00:16Le diagnostic a duré près d'une heure trente,
00:19où il a insisté sur la gravité du mal qui pèse sur notre pays
00:22et accuse des forces politiques de vouloir semer le chaos.
00:27Et qui ne s'en cache pas, Jean-Luc Mélenchon a dit dix fois
00:31que le chemin, c'était de tout conflictualiser, a-t-il dit.
00:37Les propositions, le PS par exemple, les propositions qu'il vient de sortir,
00:43ça veut dire qu'on ne fait rien.
00:45En ce qui concerne les deux jours fériés, François Bayrou se dit prêt à faire des concessions.
00:50Je pense que ça pourrait être sans difficulté.
00:53Car à la place, il a envisagé d'autres mesures pour redresser les finances publiques.
00:58J'avais envisagé, par exemple, qu'on passe de 35 heures à 36 heures de travail par semaine.
01:05La question en jeu n'est pas le destin du Premier ministre,
01:08mais celle du destin de la France, précise-t-il.
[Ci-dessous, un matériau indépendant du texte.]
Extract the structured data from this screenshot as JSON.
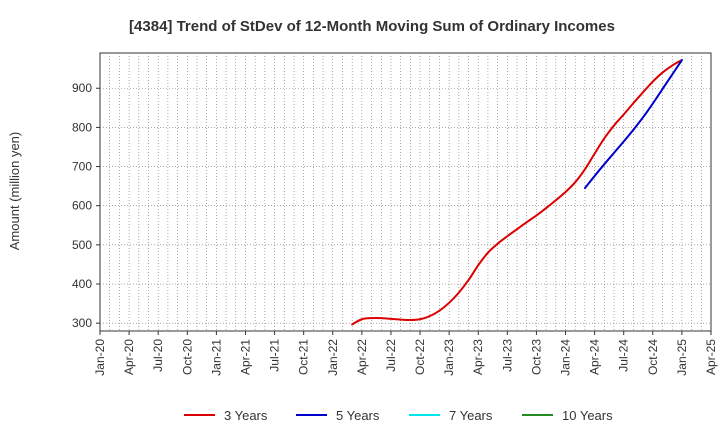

01:11Si le gouvernement tombe, comme il le souhaite, comme il l'annonce,
01:17eh bien ça veut dire qu'on changera de politique.
01:21On abandonnera ou on abandonnerait la politique, pour moi, vitale pour le pays.
01:29Le Premier ministre, qui a une nouvelle fois défendu ses choix budgétaires,
01:33n'a plus qu'une semaine pour convaincre.